On Provable Backdoor Defense in Collaborative Learning

TL;DR

This paper introduces a new provable defense framework for backdoor attacks in collaborative learning, leveraging code design principles to improve data utilization and detect malicious users effectively.

Contribution

It generalizes subset aggregation methods using code design, providing theoretical bounds and optimal codes for backdoor defense in collaborative learning.

Findings

Outperforms baseline methods on non-IID datasets

Optimal codes improve data utilization and attack detection

Integration with coding theory enhances backdoor attack countermeasures

Abstract

As collaborative learning allows joint training of a model using multiple sources of data, the security problem has been a central concern. Malicious users can upload poisoned data to prevent the model's convergence or inject hidden backdoors. The so-called backdoor attacks are especially difficult to detect since the model behaves normally on standard test data but gives wrong outputs when triggered by certain backdoor keys. Although Byzantine-tolerant training algorithms provide convergence guarantee, provable defense against backdoor attacks remains largely unsolved. Methods based on randomized smoothing can only correct a small number of corrupted pixels or labels; methods based on subset aggregation cause a severe drop in classification accuracy due to low data utilization.
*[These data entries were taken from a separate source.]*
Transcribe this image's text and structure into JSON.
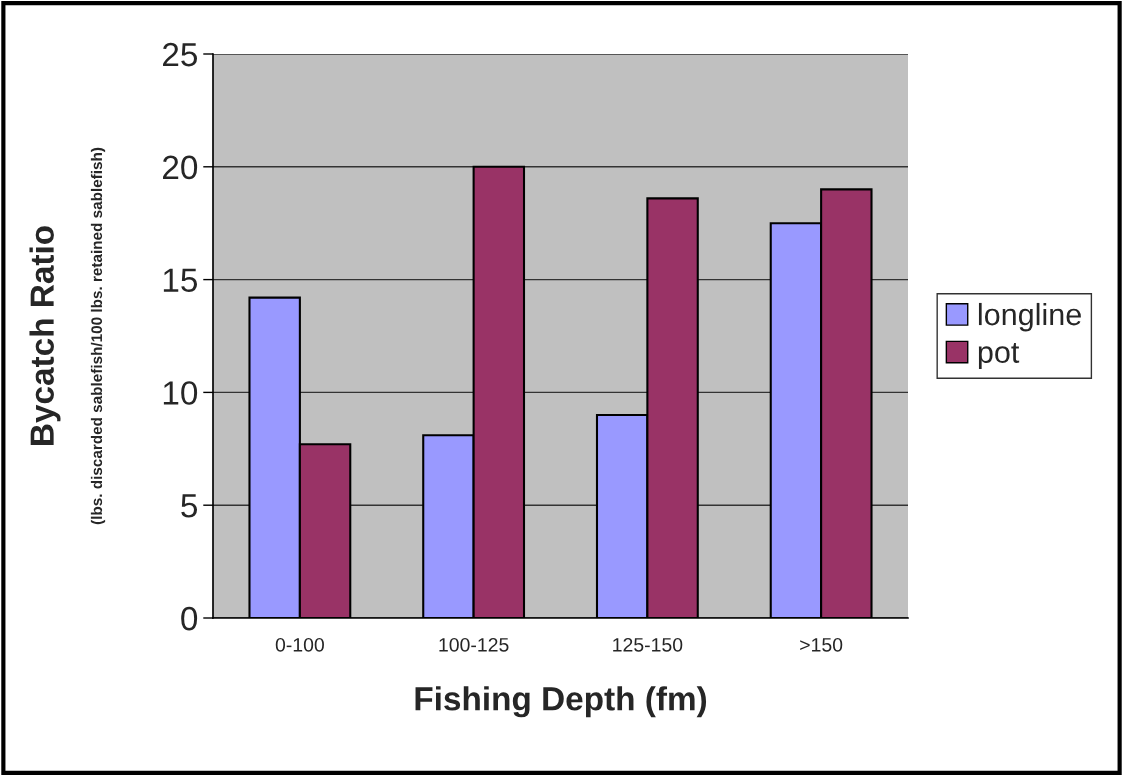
{
  "chart_data": {
    "type": "bar",
    "xlabel": "Fishing Depth (fm)",
    "ylabel": "Bycatch Ratio",
    "subtitle": "(lbs. discarded sablefish/100 lbs. retained sablefish)",
    "categories": [
      "0-100",
      "100-125",
      "125-150",
      ">150"
    ],
    "series": [
      {
        "name": "longline",
        "color": "#9999ff",
        "values": [
          14.2,
          8.1,
          9.0,
          17.5
        ]
      },
      {
        "name": "pot",
        "color": "#993366",
        "values": [
          7.7,
          20.0,
          18.6,
          19.0
        ]
      }
    ],
    "ylim": [
      0,
      25
    ],
    "yticks": [
      0,
      5,
      10,
      15,
      20,
      25
    ],
    "grid": "y",
    "legend": "right"
  }
}
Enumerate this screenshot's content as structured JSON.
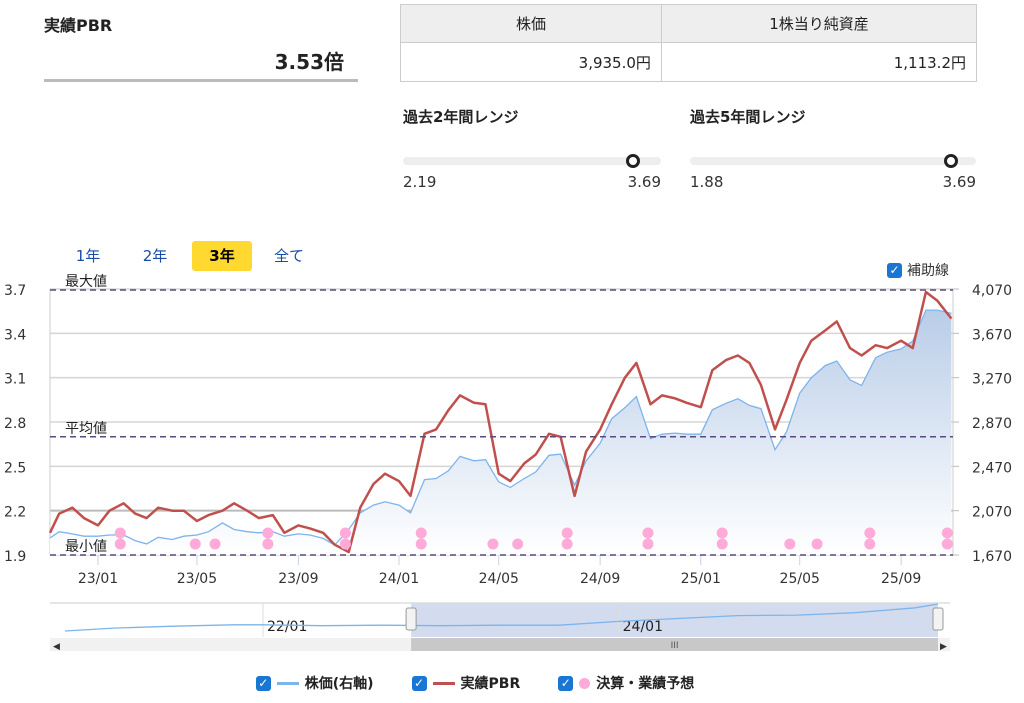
{
  "summary": {
    "pbr_label": "実績PBR",
    "pbr_value": "3.53倍"
  },
  "info_table": {
    "headers": [
      "株価",
      "1株当り純資産"
    ],
    "values": [
      "3,935.0円",
      "1,113.2円"
    ]
  },
  "ranges": [
    {
      "title": "過去2年間レンジ",
      "min": "2.19",
      "max": "3.69",
      "current": 3.53
    },
    {
      "title": "過去5年間レンジ",
      "min": "1.88",
      "max": "3.69",
      "current": 3.53
    }
  ],
  "period_tabs": [
    {
      "label": "1年"
    },
    {
      "label": "2年"
    },
    {
      "label": "3年",
      "active": true
    },
    {
      "label": "全て"
    }
  ],
  "aux_lines": {
    "label": "補助線",
    "checked": true
  },
  "colors": {
    "price": "#7db4ec",
    "pbr": "#c0504d",
    "events": "#ffaad8",
    "accent": "#1976d2",
    "tab_active": "#ffd92f",
    "ref_line": "#5b4a7c"
  },
  "chart_data": {
    "type": "line",
    "left_axis": {
      "ticks": [
        "3.7",
        "3.4",
        "3.1",
        "2.8",
        "2.5",
        "2.2",
        "1.9"
      ],
      "range": [
        1.9,
        3.7
      ]
    },
    "right_axis": {
      "ticks": [
        "4,070",
        "3,670",
        "3,270",
        "2,870",
        "2,470",
        "2,070",
        "1,670"
      ],
      "range": [
        1670,
        4070
      ]
    },
    "x_ticks": [
      {
        "label": "23/01",
        "date": "2023-01-01"
      },
      {
        "label": "23/05",
        "date": "2023-05-01"
      },
      {
        "label": "23/09",
        "date": "2023-09-01"
      },
      {
        "label": "24/01",
        "date": "2024-01-01"
      },
      {
        "label": "24/05",
        "date": "2024-05-01"
      },
      {
        "label": "24/09",
        "date": "2024-09-01"
      },
      {
        "label": "25/01",
        "date": "2025-01-01"
      },
      {
        "label": "25/05",
        "date": "2025-05-01"
      },
      {
        "label": "25/09",
        "date": "2025-09-01"
      }
    ],
    "reference_lines": [
      {
        "label": "最大値",
        "value": 3.69
      },
      {
        "label": "平均値",
        "value": 2.7
      },
      {
        "label": "最小値",
        "value": 1.9
      }
    ],
    "grid": true,
    "dates": [
      "2022-11-01",
      "2022-11-15",
      "2022-12-01",
      "2022-12-15",
      "2023-01-01",
      "2023-01-15",
      "2023-02-01",
      "2023-02-15",
      "2023-03-01",
      "2023-03-15",
      "2023-04-01",
      "2023-04-15",
      "2023-05-01",
      "2023-05-15",
      "2023-06-01",
      "2023-06-15",
      "2023-07-01",
      "2023-07-15",
      "2023-08-01",
      "2023-08-15",
      "2023-09-01",
      "2023-09-15",
      "2023-10-01",
      "2023-10-15",
      "2023-11-01",
      "2023-11-15",
      "2023-12-01",
      "2023-12-15",
      "2024-01-01",
      "2024-01-15",
      "2024-02-01",
      "2024-02-15",
      "2024-03-01",
      "2024-03-15",
      "2024-04-01",
      "2024-04-15",
      "2024-05-01",
      "2024-05-15",
      "2024-06-01",
      "2024-06-15",
      "2024-07-01",
      "2024-07-15",
      "2024-08-01",
      "2024-08-15",
      "2024-09-01",
      "2024-09-15",
      "2024-10-01",
      "2024-10-15",
      "2024-11-01",
      "2024-11-15",
      "2024-12-01",
      "2024-12-15",
      "2025-01-01",
      "2025-01-15",
      "2025-02-01",
      "2025-02-15",
      "2025-03-01",
      "2025-03-15",
      "2025-04-01",
      "2025-04-15",
      "2025-05-01",
      "2025-05-15",
      "2025-06-01",
      "2025-06-15",
      "2025-07-01",
      "2025-07-15",
      "2025-08-01",
      "2025-08-15",
      "2025-09-01",
      "2025-09-15",
      "2025-10-01",
      "2025-10-15",
      "2025-11-01"
    ],
    "series": [
      {
        "name": "実績PBR",
        "axis": "left",
        "values": [
          2.05,
          2.18,
          2.22,
          2.15,
          2.1,
          2.2,
          2.25,
          2.18,
          2.15,
          2.22,
          2.2,
          2.2,
          2.13,
          2.17,
          2.2,
          2.25,
          2.2,
          2.15,
          2.17,
          2.05,
          2.1,
          2.08,
          2.05,
          1.97,
          1.92,
          2.22,
          2.38,
          2.45,
          2.4,
          2.3,
          2.72,
          2.75,
          2.88,
          2.98,
          2.93,
          2.92,
          2.45,
          2.4,
          2.52,
          2.58,
          2.72,
          2.7,
          2.3,
          2.6,
          2.75,
          2.92,
          3.1,
          3.2,
          2.92,
          2.98,
          2.96,
          2.93,
          2.9,
          3.15,
          3.22,
          3.25,
          3.2,
          3.05,
          2.75,
          2.95,
          3.2,
          3.35,
          3.42,
          3.48,
          3.3,
          3.25,
          3.32,
          3.3,
          3.35,
          3.3,
          3.68,
          3.62,
          3.5
        ]
      },
      {
        "name": "株価(右軸)",
        "axis": "right",
        "values": [
          1823,
          1880,
          1860,
          1840,
          1840,
          1850,
          1850,
          1800,
          1770,
          1830,
          1810,
          1840,
          1850,
          1880,
          1960,
          1900,
          1880,
          1870,
          1880,
          1840,
          1860,
          1850,
          1820,
          1760,
          1900,
          2050,
          2120,
          2150,
          2120,
          2050,
          2350,
          2360,
          2430,
          2560,
          2520,
          2530,
          2330,
          2280,
          2360,
          2420,
          2570,
          2580,
          2300,
          2520,
          2680,
          2900,
          3000,
          3100,
          2720,
          2760,
          2770,
          2760,
          2760,
          2980,
          3040,
          3080,
          3020,
          2990,
          2620,
          2780,
          3130,
          3270,
          3380,
          3420,
          3250,
          3200,
          3450,
          3500,
          3530,
          3600,
          3880,
          3880,
          3850
        ]
      }
    ],
    "events": {
      "name": "決算・業績予想",
      "items": [
        {
          "date": "2023-01-28",
          "count": 2
        },
        {
          "date": "2023-04-29",
          "count": 1
        },
        {
          "date": "2023-05-23",
          "count": 1
        },
        {
          "date": "2023-07-26",
          "count": 2
        },
        {
          "date": "2023-10-28",
          "count": 2
        },
        {
          "date": "2024-01-28",
          "count": 2
        },
        {
          "date": "2024-04-24",
          "count": 1
        },
        {
          "date": "2024-05-24",
          "count": 1
        },
        {
          "date": "2024-07-23",
          "count": 2
        },
        {
          "date": "2024-10-29",
          "count": 2
        },
        {
          "date": "2025-01-27",
          "count": 2
        },
        {
          "date": "2025-04-19",
          "count": 1
        },
        {
          "date": "2025-05-22",
          "count": 1
        },
        {
          "date": "2025-07-25",
          "count": 2
        },
        {
          "date": "2025-10-27",
          "count": 2
        }
      ]
    },
    "navigator": {
      "ticks": [
        {
          "label": "22/01",
          "date": "2022-01-01"
        },
        {
          "label": "24/01",
          "date": "2024-01-01"
        }
      ],
      "selection": [
        "2022-11-01",
        "2025-11-01"
      ],
      "dates": [
        "2020-11-01",
        "2021-03-01",
        "2021-07-01",
        "2021-11-01",
        "2022-01-01",
        "2022-05-01",
        "2022-09-01",
        "2023-01-01",
        "2023-05-01",
        "2023-09-01",
        "2024-01-01",
        "2024-05-01",
        "2024-09-01",
        "2025-01-01",
        "2025-05-01",
        "2025-09-01",
        "2025-11-01"
      ],
      "values": [
        1100,
        1400,
        1600,
        1750,
        1750,
        1650,
        1700,
        1650,
        1700,
        1700,
        2100,
        2400,
        2700,
        2750,
        3000,
        3500,
        3900
      ]
    }
  },
  "legend": [
    {
      "label": "株価(右軸)",
      "checked": true
    },
    {
      "label": "実績PBR",
      "checked": true
    },
    {
      "label": "決算・業績予想",
      "checked": true
    }
  ]
}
We propose a novel framework that generalizes existing subset aggregation methods. The framework shows that the subset selection process, a deciding factor for subset aggregation methods, can be viewed as a code design problem. We derive the theoretical bound of data utilization ratio and provide optimal code construction. Experiments on non-IID versions of MNIST and CIFAR-10 show that our method with optimal codes significantly outperforms baselines using non-overlapping partition and random selection. Additionally, integration with existing coding theory results shows that special codes can track the location of the attackers. Such capability provides new countermeasures to backdoor attacks.